The bartender brought me my cheeseburger.  It was neither under- nor overcooked, the meat was of high quality, and the fixings on it were fresh.  Delicious.  Grillin & Chillin wasn’t fooling anyone.  No one could come into the restaurant and think, “oh, this is a run-down hole in the wall, as you can tell by their use of Mason jars as serving vessels.”  People came, in all likelihood, for the good hamburgers and the powdered passion water or whatever it was.  The place provided only the superficial trappings of a classical beer & burger joint.  Judging by the way the restaurant filled for lunch, though, customers were satisfied with the trappings.  The Mason jar was a symbol of another time, and nothing more.  And apparently, people didn’t want anything more.

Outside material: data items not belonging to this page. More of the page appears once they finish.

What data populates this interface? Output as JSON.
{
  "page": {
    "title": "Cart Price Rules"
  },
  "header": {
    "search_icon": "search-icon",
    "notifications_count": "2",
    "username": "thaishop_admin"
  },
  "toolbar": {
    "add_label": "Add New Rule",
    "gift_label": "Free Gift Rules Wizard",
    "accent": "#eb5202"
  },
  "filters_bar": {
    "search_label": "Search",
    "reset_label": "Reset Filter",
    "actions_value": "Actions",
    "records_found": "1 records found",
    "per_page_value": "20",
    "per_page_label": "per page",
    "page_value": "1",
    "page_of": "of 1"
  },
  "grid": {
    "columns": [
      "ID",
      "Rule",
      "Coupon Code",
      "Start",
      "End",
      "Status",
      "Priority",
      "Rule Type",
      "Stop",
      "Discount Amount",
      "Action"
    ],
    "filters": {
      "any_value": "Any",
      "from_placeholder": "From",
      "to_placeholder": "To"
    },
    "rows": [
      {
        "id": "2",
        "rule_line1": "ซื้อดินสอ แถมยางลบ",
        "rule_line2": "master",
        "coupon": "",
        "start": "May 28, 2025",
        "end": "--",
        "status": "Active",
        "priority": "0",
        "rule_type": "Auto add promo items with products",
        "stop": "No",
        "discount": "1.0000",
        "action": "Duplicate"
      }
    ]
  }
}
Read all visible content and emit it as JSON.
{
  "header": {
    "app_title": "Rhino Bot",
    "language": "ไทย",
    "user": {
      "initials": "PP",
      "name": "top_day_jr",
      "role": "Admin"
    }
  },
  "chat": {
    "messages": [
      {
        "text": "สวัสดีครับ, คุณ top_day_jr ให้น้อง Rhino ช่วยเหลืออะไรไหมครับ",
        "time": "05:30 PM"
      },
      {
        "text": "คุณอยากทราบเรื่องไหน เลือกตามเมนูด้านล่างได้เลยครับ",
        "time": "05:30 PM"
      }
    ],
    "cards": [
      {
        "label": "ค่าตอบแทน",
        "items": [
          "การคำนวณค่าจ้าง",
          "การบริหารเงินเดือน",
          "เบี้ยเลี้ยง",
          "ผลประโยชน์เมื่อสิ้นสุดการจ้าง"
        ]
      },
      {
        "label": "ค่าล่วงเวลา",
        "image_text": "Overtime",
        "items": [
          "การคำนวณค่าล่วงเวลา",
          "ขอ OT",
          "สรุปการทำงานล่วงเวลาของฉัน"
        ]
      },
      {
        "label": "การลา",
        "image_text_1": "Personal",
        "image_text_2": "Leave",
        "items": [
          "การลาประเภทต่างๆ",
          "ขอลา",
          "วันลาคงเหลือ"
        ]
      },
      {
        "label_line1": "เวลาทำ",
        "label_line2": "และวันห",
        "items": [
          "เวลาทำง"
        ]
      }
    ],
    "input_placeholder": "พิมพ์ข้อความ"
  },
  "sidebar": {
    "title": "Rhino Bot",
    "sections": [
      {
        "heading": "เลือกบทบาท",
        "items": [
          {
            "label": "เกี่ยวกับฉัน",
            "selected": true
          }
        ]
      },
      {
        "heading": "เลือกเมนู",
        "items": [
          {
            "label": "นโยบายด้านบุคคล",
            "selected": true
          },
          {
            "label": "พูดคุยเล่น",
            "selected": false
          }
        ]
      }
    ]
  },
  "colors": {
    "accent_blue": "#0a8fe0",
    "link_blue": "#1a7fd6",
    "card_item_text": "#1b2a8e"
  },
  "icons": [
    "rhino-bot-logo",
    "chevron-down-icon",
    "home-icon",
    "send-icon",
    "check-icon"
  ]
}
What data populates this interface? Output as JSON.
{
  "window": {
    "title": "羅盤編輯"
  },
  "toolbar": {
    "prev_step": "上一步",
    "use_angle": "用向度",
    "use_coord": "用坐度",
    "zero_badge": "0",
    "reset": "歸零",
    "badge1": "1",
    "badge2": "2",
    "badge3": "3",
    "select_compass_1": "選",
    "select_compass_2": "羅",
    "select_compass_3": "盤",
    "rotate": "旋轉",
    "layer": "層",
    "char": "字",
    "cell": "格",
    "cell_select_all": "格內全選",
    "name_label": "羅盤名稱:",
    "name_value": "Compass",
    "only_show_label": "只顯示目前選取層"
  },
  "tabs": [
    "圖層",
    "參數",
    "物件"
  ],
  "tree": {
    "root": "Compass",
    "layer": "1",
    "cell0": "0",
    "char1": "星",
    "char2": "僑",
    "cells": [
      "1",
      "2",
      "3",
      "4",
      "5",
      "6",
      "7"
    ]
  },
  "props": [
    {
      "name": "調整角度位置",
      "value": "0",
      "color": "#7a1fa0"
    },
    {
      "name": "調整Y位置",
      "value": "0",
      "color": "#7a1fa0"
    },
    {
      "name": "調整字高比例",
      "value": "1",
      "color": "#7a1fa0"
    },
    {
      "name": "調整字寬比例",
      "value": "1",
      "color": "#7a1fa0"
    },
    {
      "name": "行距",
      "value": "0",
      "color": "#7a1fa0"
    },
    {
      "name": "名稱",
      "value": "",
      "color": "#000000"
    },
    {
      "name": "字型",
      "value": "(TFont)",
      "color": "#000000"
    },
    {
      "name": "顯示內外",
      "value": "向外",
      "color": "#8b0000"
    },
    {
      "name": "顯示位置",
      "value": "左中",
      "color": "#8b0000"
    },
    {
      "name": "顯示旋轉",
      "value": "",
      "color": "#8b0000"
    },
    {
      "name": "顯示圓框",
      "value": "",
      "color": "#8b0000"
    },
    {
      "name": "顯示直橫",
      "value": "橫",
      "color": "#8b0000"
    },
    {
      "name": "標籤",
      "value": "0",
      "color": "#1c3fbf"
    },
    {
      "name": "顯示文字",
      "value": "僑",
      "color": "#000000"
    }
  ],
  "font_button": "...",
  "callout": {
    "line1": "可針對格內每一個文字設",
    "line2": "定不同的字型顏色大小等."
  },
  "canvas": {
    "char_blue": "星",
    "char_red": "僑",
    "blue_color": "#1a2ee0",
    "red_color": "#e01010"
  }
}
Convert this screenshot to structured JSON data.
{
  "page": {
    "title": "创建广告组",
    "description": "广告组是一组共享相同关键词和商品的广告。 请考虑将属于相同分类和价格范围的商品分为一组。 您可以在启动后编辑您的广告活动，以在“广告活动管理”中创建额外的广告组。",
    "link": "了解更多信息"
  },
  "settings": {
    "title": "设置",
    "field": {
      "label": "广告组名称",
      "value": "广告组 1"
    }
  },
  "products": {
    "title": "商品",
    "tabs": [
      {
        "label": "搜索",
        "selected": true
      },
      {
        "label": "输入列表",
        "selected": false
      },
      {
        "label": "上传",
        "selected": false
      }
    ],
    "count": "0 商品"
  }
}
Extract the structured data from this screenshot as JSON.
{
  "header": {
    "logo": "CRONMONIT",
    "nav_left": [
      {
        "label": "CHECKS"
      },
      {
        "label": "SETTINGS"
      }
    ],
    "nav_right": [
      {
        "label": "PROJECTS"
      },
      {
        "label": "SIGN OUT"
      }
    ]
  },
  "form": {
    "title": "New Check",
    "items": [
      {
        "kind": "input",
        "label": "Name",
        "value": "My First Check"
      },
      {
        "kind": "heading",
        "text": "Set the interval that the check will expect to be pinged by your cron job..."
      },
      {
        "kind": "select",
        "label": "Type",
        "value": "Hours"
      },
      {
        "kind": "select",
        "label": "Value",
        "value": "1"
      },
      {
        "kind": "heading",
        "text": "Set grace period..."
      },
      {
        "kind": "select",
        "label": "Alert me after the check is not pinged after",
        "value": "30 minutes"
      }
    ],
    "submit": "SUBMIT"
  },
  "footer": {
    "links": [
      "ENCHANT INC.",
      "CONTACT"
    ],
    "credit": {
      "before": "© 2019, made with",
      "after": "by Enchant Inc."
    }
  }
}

So it goes when life mimics an ideological niche, instead of ideology adapting itself to fit life.  When Jay Adams had leaned over and said drunkenly, “I’m a pioneer,” he was imitating ideology, attempting to align his own identity with the particular cultural space in America occupied by pioneers.  Grillin & Chillin took it one step further: Grillin & Chillin wasn’t even an imitation.  Jay Adams had been trying to fool me into thinking he was a pioneer, but Grillin & Chillin wasn’t trying to fool anyone into thinking it was run-down.  It was an unabashedly modern restaurant, replete with flat-screen TVs, offering only the symbols of a classic beer & burger joint.  And the symbols were all people wanted.

So it is with much of modern America, and maybe it has always been so.  When I pulled on my cowboy boots and wore them to class at UGA, no one thought, “oh, I guess Jeb rode his horse to class today.”  But they probably did think, “hmm, I bet this guy prefers Willie Nelson to Marilyn Manson.”  When teens who dress in the gothic style wear combat boots, no one thinks, “oh, this young lady must be shipping out to Afghanistan in the afternoon.”  But they do think, “I will look elsewhere for a babysitter.”  Such footwear is not so much an imitation of an ideological niche as an invocation of certain cultural space.  Another mode of communication.

And it’s common.  Nearly everyone wears clothing, speaks in a certain way, or acts in a manner designed to evoke thoughts of some cultural space that he does not pretend to occupy.  It’s a means of communicating one’s identity.  Tent stakes in the cultural landscape, so to speak.

I finished my burger and licked my fingers, then looked up for the bartender.  Against the far wall I saw packets for making green tea.  Green tea?  In an alleged burger and beer joint?

Damn.  I’ll grant you some cultural invocation, but you’ve got to keep the ratio to a respectable level.